Tourné clandestinement en Iran, le film a majoritairement été financé par des sociétés de production françaises. Il raconte l’histoire d’un garagiste, ancien prisonnier politique, qui croit reconnaître par hasard l’un de ses tortionnaires.
Avec d’autres compagnons d’infortune, il va essayer de démêler le vrai du faux, dans un road-movie sous tension qui dénonce la violence du pouvoir iranien.
Un an de prison ferme
Jafar Panahi, qui a été condamné à un an de prison ferme dans son pays pour des «activités de propagande» contre l’Etat, séjourne à l’étranger depuis plusieurs mois, sillonnant la planète pour défendre son film dans la course aux Oscars notamment.
Les César pourraient lui donner une tribune alors que des milliers de personnes ont été tuées dans la répression sanglante du mouvement de contestation qui a secoué l’Iran au début du mois, selon plusieurs ONG.
Et les autres ?
D’autres films présentés à Cannes pourraient être multi-nominés comme «Nouvelle Vague», de l’Américain Richard Linklater ou encore «Dossier 137», de Dominik Moll.
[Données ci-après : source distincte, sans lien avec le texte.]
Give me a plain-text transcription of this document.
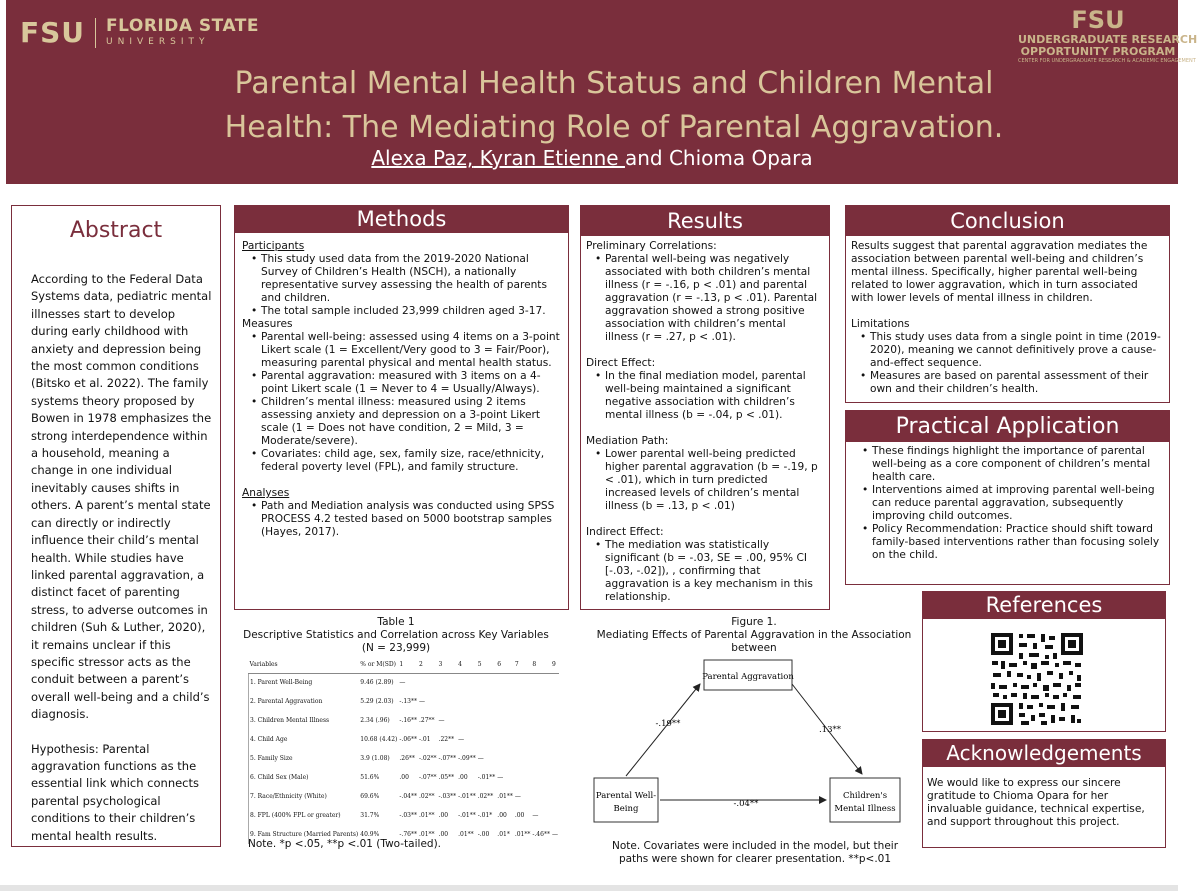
FSU FLORIDA STATE
UNIVERSITY
FSU
UNDERGRADUATE RESEARCH
OPPORTUNITY PROGRAM
CENTER FOR UNDERGRADUATE RESEARCH & ACADEMIC ENGAGEMENT
Parental Mental Health Status and Children Mental
Health: The Mediating Role of Parental Aggravation.
Alexa Paz, Kyran Etienne and Chioma Opara
Abstract

According to the Federal Data Systems data, pediatric mental illnesses start to develop during early childhood with anxiety and depression being the most common conditions (Bitsko et al. 2022). The family systems theory proposed by Bowen in 1978 emphasizes the strong interdependence within a household, meaning a change in one individual inevitably causes shifts in others. A parent’s mental state can directly or indirectly influence their child’s mental health. While studies have linked parental aggravation, a distinct facet of parenting stress, to adverse outcomes in children (Suh & Luther, 2020), it remains unclear if this specific stressor acts as the conduit between a parent’s overall well-being and a child’s diagnosis.

Hypothesis: Parental aggravation functions as the essential link which connects parental psychological conditions to their children’s mental health results.

Methods
Participants
• This study used data from the 2019-2020 National Survey of Children’s Health (NSCH), a nationally representative survey assessing the health of parents and children.
• The total sample included 23,999 children aged 3-17.
Measures
• Parental well-being: assessed using 4 items on a 3-point Likert scale (1 = Excellent/Very good to 3 = Fair/Poor), measuring parental physical and mental health status.
• Parental aggravation: measured with 3 items on a 4-point Likert scale (1 = Never to 4 = Usually/Always).
• Children’s mental illness: measured using 2 items assessing anxiety and depression on a 3-point Likert scale (1 = Does not have condition, 2 = Mild, 3 = Moderate/severe).
• Covariates: child age, sex, family size, race/ethnicity, federal poverty level (FPL), and family structure.
Analyses
• Path and Mediation analysis was conducted using SPSS PROCESS 4.2 tested based on 5000 bootstrap samples (Hayes, 2017).
Results
Preliminary Correlations:
• Parental well-being was negatively associated with both children’s mental illness (r = -.16, p < .01) and parental aggravation (r = -.13, p < .01). Parental aggravation showed a strong positive association with children’s mental illness (r = .27, p < .01).
Direct Effect:
• In the final mediation model, parental well-being maintained a significant negative association with children’s mental illness (b = -.04, p < .01).
Mediation Path:
• Lower parental well-being predicted higher parental aggravation (b = -.19, p < .01), which in turn predicted increased levels of children’s mental illness (b = .13, p < .01)
Indirect Effect:
• The mediation was statistically significant (b = -.03, SE = .00, 95% CI [-.03, -.02]), , confirming that aggravation is a key mechanism in this relationship.
Conclusion
Results suggest that parental aggravation mediates the association between parental well-being and children’s mental illness. Specifically, higher parental well-being related to lower aggravation, which in turn associated with lower levels of mental illness in children.
Limitations
• This study uses data from a single point in time (2019-2020), meaning we cannot definitively prove a cause-and-effect sequence.
• Measures are based on parental assessment of their own and their children’s health.
Practical Application
• These findings highlight the importance of parental well-being as a core component of children’s mental health care.
• Interventions aimed at improving parental well-being can reduce parental aggravation, subsequently improving child outcomes.
• Policy Recommendation: Practice should shift toward family-based interventions rather than focusing solely on the child.
References
Acknowledgements
We would like to express our sincere gratitude to Chioma Opara for her invaluable guidance, technical expertise, and support throughout this project.
Table 1
Descriptive Statistics and Correlation across Key Variables
(N = 23,999)
Variables	% or M(SD)	1	2	3	4	5	6	7	8	9
1. Parent Well-Being	9.46 (2.89)	—								
2. Parental Aggravation	5.29 (2.03)	-.13**	—							
3. Children Mental Illness	2.34 (.96)	-.16**	.27**	—						
4. Child Age	10.68 (4.42)	-.06**	-.01	.22**	—					
5. Family Size	3.9 (1.08)	.26**	-.02**	-.07**	-.09**	—				
6. Child Sex (Male)	51.6%	.00	-.07**	.05**	.00	-.01**	—			
7. Race/Ethnicity (White)	69.6%	-.04**	.02**	-.03**	-.01**	.02**	.01**	—		
8. FPL (400% FPL or greater)	31.7%	-.03**	.01**	.00	-.01**	-.01*	.00	.00	—	
9. Fam Structure (Married Parents)	40.9%	-.76**	.01**	.00	.01**	-.00	.01*	.01**	-.46**	—
Note. *p <.05, **p <.01 (Two-tailed).
Figure 1.
Mediating Effects of Parental Aggravation in the Association
between
Parental Aggravation
Parental Well-
Being
Children's
Mental Illness
-.19**
.13**
-.04**
Note. Covariates were included in the model, but their
paths were shown for clearer presentation. **p<.01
L’adaptation de «L’étranger» par François Ozon figure aussi parmi les favoris.
Côté révélation féminine, on attend la nomination de l’actrice Nadia Melliti, récompensée à Cannes pour son rôle de jeune musulmane en proie au doute à l’heure de l’éveil de son désir pour les femmes dans «La petite dernière» d’Hafsia Herzi.
La réalisatrice, lauréate du prix Louis-Delluc, pourrait elle aussi prétendre à succéder à Jacques Audiard dans la catégorie meilleur film ou meilleure réalisation.
L’un des rares succès de l’année au box-office, «Ma Mère, Dieu et Sylvie Vartan», avec Leïla Bekhti et Jonathan Cohen (1,5 million d’entrées), pourrait aussi récolter quelques nominations dans les catégories d’interprétation.
Jim Carrey à l'honneur
Enfin, grâce à son incarnation flamboyante de François-Marie Banier dans «La femme la plus riche du monde», Laurent Lafitte pourrait bien décrocher sa première nomination pour meilleur acteur dans un premier rôle, après trois nominations pour des seconds rôles.
Un César d’honneur doit également être décerné à l’acteur américain Jim Carrey pour l’ensemble de sa carrière.
Dans un communiqué mercredi matin, Canal+ a annoncé que la diffusion de la cérémonie, initialement annoncée pour le vendredi 27 février «se tiendra(it) finalement le jeudi 26 février», ce afin de «laisser pleinement la place au spectacle des Enfoirés, événement caritatif majeur en faveur des Restos du Cœur, (...) diffusé le 27 février.